Exercise trends come and go, but often the simplest methods yield the best results. You don’t need a SoulCycle pass to take a long bike ride, and you don’t need a CrossFit coach to do burpees. And when it comes to really building muscle, take a cue from Containment and try one of the best bodyweight exercises there is: Heaving corpses into an incinerator! If you thought Jake Riley (Chris Wood) was in good shape before, check him out after a few hours with the hospital furnace! His cremains-dusted tank top was practically bursting at the seams! [cue saxophone music]
Not since this week’s episode of Game of Thrones has the specter of death yielded such sexy results. (Naked corpse Jon Snow could get it.) But Jake’s sexy undertaker routine was a welcome change from how boring death’s been on Containment lately. Yes, a few people bled to death from their orifices in the first episode, but in settling into a week-to-week saga, the show has scaled back on the threat of the virus while we wait for that eventual riot the pilot promised. It’s saying something that nearly all of the tensest moments of “Be Angry at the Sun” had less to do with a virus and more to do with loaded guns. (The proliferation of which, to be fair, is probably the IRL most dangerous virus in America. #thinkpiece)
Until now most of Containment‘s gunplay had been restricted to cops and authority figures, but this week a local yokel and his girlfriend attempted to knock over Teresa’s mom’s bodega. The moment was shocking, but perhaps only because the citizens of Containment had been relatively polite to one another so far. Days into the cordoning of an entire neighborhood, people were still seeming pretty cool with the price gouging and inconveniences. No more! Civilization was finally starting to erode. Fortunately the bodega standoff was neutralized by, you guessed it, MORE guns, as Jake and his fellow cops intervened. But the biggest takeaway from this episode is that as more people grow desperate, the good guys won’t be able to save the day for much longer.
Because the virus had seemed pretty, uh, contained in the past two episodes, we as viewers have been looking for cracks in the quarantine (because, again, a flash-forward told us that things will get bad). This week provided one: A random hospital janitor with a bloody mouth grabbed one of the kids Katie had been supervising. But when the kid’s father showed up with, you guessed it, a GUN, that boy was taken out into the wild against Katie’s protests. They’re all still technically inside the cordon, but viral outbreaks are a game of loose ends, and an end was now very loose.

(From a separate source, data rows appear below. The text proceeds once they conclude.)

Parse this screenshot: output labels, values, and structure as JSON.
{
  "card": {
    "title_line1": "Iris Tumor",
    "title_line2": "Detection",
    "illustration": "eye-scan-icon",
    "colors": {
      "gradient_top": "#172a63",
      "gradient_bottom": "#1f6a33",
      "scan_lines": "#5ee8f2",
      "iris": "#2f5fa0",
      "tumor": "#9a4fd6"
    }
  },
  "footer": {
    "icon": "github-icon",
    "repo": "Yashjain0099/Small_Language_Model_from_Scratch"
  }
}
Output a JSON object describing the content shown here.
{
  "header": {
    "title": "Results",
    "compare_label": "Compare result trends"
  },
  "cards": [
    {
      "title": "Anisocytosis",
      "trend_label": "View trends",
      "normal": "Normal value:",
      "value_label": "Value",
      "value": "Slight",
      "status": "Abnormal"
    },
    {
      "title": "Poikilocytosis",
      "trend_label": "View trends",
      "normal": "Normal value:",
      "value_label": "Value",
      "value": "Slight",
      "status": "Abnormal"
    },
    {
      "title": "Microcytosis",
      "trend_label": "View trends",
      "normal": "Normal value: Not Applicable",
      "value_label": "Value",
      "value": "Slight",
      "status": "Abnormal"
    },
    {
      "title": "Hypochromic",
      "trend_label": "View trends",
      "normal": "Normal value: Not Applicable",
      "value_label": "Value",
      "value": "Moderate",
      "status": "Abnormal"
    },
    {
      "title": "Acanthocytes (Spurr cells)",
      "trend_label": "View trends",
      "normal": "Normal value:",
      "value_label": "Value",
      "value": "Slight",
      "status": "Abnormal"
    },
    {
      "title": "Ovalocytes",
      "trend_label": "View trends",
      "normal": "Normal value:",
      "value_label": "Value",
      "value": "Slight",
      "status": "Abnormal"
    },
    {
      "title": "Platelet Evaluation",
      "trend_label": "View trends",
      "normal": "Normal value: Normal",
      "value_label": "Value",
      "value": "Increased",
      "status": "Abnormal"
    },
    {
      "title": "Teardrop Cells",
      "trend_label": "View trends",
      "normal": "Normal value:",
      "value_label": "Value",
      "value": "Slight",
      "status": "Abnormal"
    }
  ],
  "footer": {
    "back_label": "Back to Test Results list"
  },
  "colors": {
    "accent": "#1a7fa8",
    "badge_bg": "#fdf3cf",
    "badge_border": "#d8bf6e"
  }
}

NEXT: Blackout forever? [pagebreak]
In what could be considered the official main plotline of “Be Angry at the Sun” (though Jake’s tank tops are always unofficially the main plotline), an online journalist was creating problems for the authorities by having the audacity to report on the conditions inside the cordon. This meant reports about Muslims being beaten by angry racist mobs (a horrifying and socially important plotline that Containment declined to explore further) and, eventually, the existence of a fire escape ladder that could provide a means of escape from the cordon. It shouldn’t surprise you that I’m personally pro-journalism, so it was hard to sympathize with government officials wanting to control the flow of information in any context. So the big bad journalist posted a story about the ladder, a man was shot dead for attempting to scale it, and I think we were meant to see the wisdom in Dr. Sabine’s wish to keep the people in the dark. Nope! Maybe do a more thorough escape-ladder check next time? Journalism keeps people competent, and this version of the CDC could use a lot more of that.

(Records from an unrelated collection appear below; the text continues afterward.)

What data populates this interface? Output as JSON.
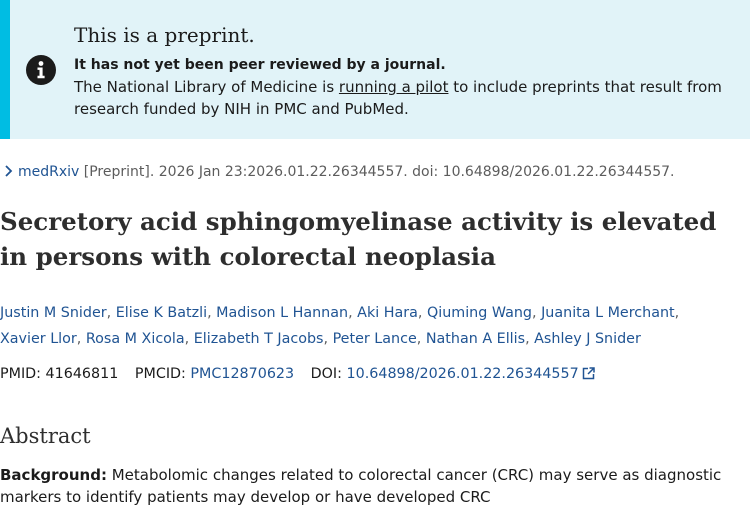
{
  "banner": {
    "title": "This is a preprint.",
    "subtitle": "It has not yet been peer reviewed by a journal.",
    "text_before": "The National Library of Medicine is ",
    "link": "running a pilot",
    "text_after": " to include preprints that result from research funded by NIH in PMC and PubMed.",
    "icon": "info-icon",
    "bar_color": "#00bde3",
    "bg_color": "#e1f3f8"
  },
  "citation": {
    "source_link": "medRxiv",
    "text": " [Preprint]. 2026 Jan 23:2026.01.22.26344557. doi: 10.64898/2026.01.22.26344557."
  },
  "article": {
    "title": "Secretory acid sphingomyelinase activity is elevated in persons with colorectal neoplasia",
    "authors": [
      "Justin M Snider",
      "Elise K Batzli",
      "Madison L Hannan",
      "Aki Hara",
      "Qiuming Wang",
      "Juanita L Merchant",
      "Xavier Llor",
      "Rosa M Xicola",
      "Elizabeth T Jacobs",
      "Peter Lance",
      "Nathan A Ellis",
      "Ashley J Snider"
    ],
    "pmid_label": "PMID: ",
    "pmid": "41646811",
    "pmcid_label": "PMCID: ",
    "pmcid": "PMC12870623",
    "doi_label": "DOI: ",
    "doi": "10.64898/2026.01.22.26344557"
  },
  "abstract": {
    "heading": "Abstract",
    "background_label": "Background:",
    "background_text": " Metabolomic changes related to colorectal cancer (CRC) may serve as diagnostic markers to identify patients may develop or have developed CRC"
  },
  "colors": {
    "link": "#205493",
    "text": "#1b1b1b"
  }
}
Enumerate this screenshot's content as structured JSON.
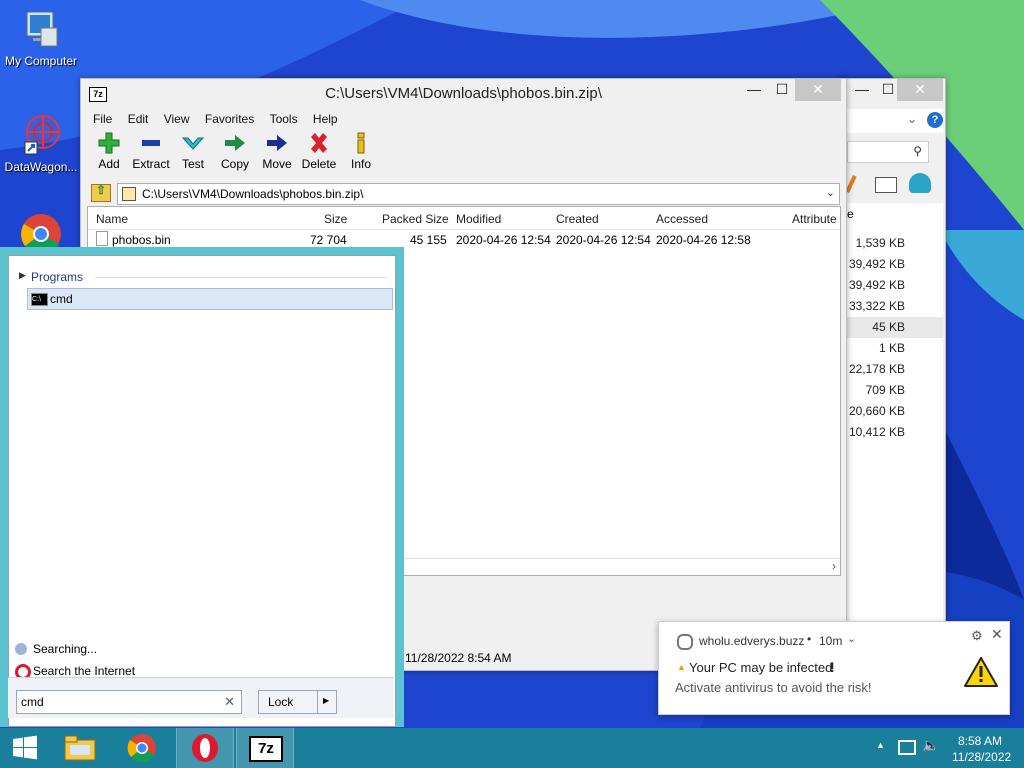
{
  "desktop": {
    "icons": [
      {
        "label": "My Computer"
      },
      {
        "label": "DataWagon..."
      }
    ]
  },
  "zip_window": {
    "title": "C:\\Users\\VM4\\Downloads\\phobos.bin.zip\\",
    "menu": [
      "File",
      "Edit",
      "View",
      "Favorites",
      "Tools",
      "Help"
    ],
    "toolbar": [
      "Add",
      "Extract",
      "Test",
      "Copy",
      "Move",
      "Delete",
      "Info"
    ],
    "address": "C:\\Users\\VM4\\Downloads\\phobos.bin.zip\\",
    "columns": [
      "Name",
      "Size",
      "Packed Size",
      "Modified",
      "Created",
      "Accessed",
      "Attribute"
    ],
    "rows": [
      {
        "name": "phobos.bin",
        "size": "72 704",
        "packed": "45 155",
        "modified": "2020-04-26 12:54",
        "created": "2020-04-26 12:54",
        "accessed": "2020-04-26 12:58"
      }
    ],
    "status_time": "11/28/2022 8:54 AM"
  },
  "bg_window": {
    "column_header": "e",
    "sizes": [
      "1,539 KB",
      "39,492 KB",
      "39,492 KB",
      "33,322 KB",
      "45 KB",
      "1 KB",
      "22,178 KB",
      "709 KB",
      "20,660 KB",
      "10,412 KB"
    ]
  },
  "start_panel": {
    "group": "Programs",
    "results": [
      "cmd"
    ],
    "searching": "Searching...",
    "search_internet": "Search the Internet",
    "query": "cmd",
    "power_label": "Lock"
  },
  "toast": {
    "source": "wholu.edverys.buzz",
    "age": "10m",
    "title": "Your PC may be infected",
    "title_mark": "!",
    "body": "Activate antivirus to avoid the risk!"
  },
  "tray": {
    "time": "8:58 AM",
    "date": "11/28/2022"
  }
}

The horrors of the viral outbreak weren’t completely related to gunplay. In a sequence that was as hilarious as it was genuinely disturbing, every character lost cell phone reception at the exact same time. But before any of us could chuckle at how very 2016 this twist was, the dread began to set in. What if you truly couldn’t communicate with your loved ones during a crisis? It was one thing to line the city streets with shipping containers, but this communications blackout was surely the most evil thing Dr. Sabine could’ve done. We haven’t gotten much of a sense of what the outside world thinks of this outbreak situation, but I highly doubt this kind of thing would fly with the American public. How would the victims watch YouTube videos about bulldogs playing basketball NOW? No, but for real, I nearly have a panic attack when my battery dies, so I can’t even imagine being cut off during an actual nightmare scenario. Okay, Containment, now I’m horrified.
WANT MORE? Keep up with all the latest from last night’s television by subscribing to our newsletter. Head here for more details.
Ultimately “Be Angry at the Sun” was a continuation of what had come before. That’s not exactly the most controversial statement to make about a serialized drama, but in this case it’s a bit of a criticism. It’s all feeling same-y to me. There’s an absolute drought of personality among the characters, and the claustrophobic atmosphere promised by the very premise is non-existent. Frankly I’m not even 100 percent sure what the scale of this cordon is. Like, we kept seeing the same stack of shipping containers blocking off ONE street, but the zone is large enough to have its own power station? Yet only one bodega? But there are 4,000 people inside? I’m confused, which is a thing I say a lot in general, but more worryingly, I’m also sliiightly bored. It could be just me though, maybe I’m just grumpy from lack of exercise. Anybody have any corpses I can borrow?